The setting helped his godlike status, of course: bathed in a shaft of intense light that penetrated the hushed gloom of the hall, he informed us that "the city as we know it no longer exists or can no longer be made". A stifled cry from the back row (wonder, outrage?) was muffled by the sound of nearly 2,000 people wriggling excitedly in their chairs as they realised this was just the first of many Big Statements to come. "I am an architect in spite of my interest in cities." An amused ripple of admiration ran through the auditorium.
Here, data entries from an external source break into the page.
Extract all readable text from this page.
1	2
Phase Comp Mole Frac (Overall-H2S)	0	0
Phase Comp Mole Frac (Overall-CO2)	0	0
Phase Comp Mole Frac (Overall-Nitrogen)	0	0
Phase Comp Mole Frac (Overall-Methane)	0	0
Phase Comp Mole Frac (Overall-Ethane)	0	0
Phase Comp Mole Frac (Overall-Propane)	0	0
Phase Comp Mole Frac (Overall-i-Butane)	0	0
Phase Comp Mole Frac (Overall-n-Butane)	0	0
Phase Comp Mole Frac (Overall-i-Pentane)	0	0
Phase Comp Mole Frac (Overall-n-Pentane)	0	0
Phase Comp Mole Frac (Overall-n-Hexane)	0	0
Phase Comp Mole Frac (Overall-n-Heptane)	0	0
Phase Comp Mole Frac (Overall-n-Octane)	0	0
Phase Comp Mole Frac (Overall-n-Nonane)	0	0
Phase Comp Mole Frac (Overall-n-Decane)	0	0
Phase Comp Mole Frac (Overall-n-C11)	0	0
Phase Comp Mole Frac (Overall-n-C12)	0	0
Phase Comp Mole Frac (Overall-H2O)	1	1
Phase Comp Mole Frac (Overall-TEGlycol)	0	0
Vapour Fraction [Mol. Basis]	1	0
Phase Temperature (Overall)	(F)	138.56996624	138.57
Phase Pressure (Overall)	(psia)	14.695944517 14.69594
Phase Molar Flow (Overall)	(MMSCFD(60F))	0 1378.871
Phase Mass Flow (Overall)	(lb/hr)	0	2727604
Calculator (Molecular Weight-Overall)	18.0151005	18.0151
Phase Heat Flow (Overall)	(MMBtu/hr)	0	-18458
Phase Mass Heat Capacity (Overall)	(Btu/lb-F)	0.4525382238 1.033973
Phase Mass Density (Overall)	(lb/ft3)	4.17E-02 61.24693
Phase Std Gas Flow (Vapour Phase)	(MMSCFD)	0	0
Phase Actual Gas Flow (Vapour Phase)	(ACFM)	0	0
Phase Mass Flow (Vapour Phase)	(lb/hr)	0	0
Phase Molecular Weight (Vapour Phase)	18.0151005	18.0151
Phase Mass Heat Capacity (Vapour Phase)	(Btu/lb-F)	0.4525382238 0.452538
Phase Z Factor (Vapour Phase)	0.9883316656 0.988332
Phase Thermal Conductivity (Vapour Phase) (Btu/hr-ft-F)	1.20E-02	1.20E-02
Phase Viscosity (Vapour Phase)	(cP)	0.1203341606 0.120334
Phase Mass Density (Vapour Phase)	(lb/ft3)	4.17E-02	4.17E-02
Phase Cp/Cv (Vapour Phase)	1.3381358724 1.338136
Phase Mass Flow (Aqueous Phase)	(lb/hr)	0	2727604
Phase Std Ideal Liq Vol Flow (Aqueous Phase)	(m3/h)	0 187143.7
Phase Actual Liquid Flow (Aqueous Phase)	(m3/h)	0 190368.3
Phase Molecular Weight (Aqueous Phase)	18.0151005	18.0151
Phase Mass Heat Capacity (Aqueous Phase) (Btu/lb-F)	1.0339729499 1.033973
Cities, he went on, are still spoken of as places planned by architects in a master stroke. This myth is wrong. One sensed the leaders of the capital's art venues tensing up here, as they matched this Statement with the knowledge that the speaker is on the shortlist of practices vying for the job of sorting out the South Bank Centre (SBC). "It is so deeply flawed it guarantees its uniqueness over the next century," said Moses (sorry, Koolhaas). Rictus grins all round.

The speaker's Dutch accent merely added spin to the verbal assaults. "Paris, Amsterdam and New York are doomed cities, centres which have reached a point of stability from which they cannot move". He quoted the novels of Zola and Dickens, in which cities feature as centres of action and reaction - "brutal emancipatory machines" - before becoming mere shopping malls, places where, after the death of Ideology (political, social, religious), credit-card culture changed the city. "No longer laboratories of uncertainty" - you just know you're getting quality with phrases like that - "they can only become more like themselves". Nul points for Mitterand and Guiliano then. The architectural cognoscenti waited nervously to hear the verdict for London, and heard how it "accumulates different successive identities, is almost schizophrenic, dynamically unstable. It has no start nor end!" We are still cool. But we are not the future. We deny the demise of the city, the fountainhead continued. One felt a big blank think-bubble appear above the audience. No, the future city will be like China's Shenzhen and the urban conglomerations on the Pearl River Delta north of Hong Kong - villages only a decade ago. The Western concept of the ideal city and our foolhardy notions of urban planning have been superseded by the East, which is creating the new model of the "not-yet city", one resembling a giant montage of tower blocks, shanty-towns (there is nothing in between), car-parks, golf courses, cinema complexes and the rest. Property Klondikes, these are instant cities, where farmers now lead millionaire lifestyles in skyscrapers, where their children are sent to learn English in private schools built to resemble the Houses of Parliament. The future city is a satirist's dream.

It was a brilliant performance, with Koolhaas expounding dazzling theories while conditioning his audience to accept that there was no counter-argument. The few who tried to question him - my favourite was the man who timorously asked if Jubilee Gardens should be kept if Koolhaas gets the SBC masterplan job - were told that he didn't answer questions with the word "should" in them. That would mean taking sides and he was above all that. It would be fabulous if he gets the SBC job, but it won't be an easy ride.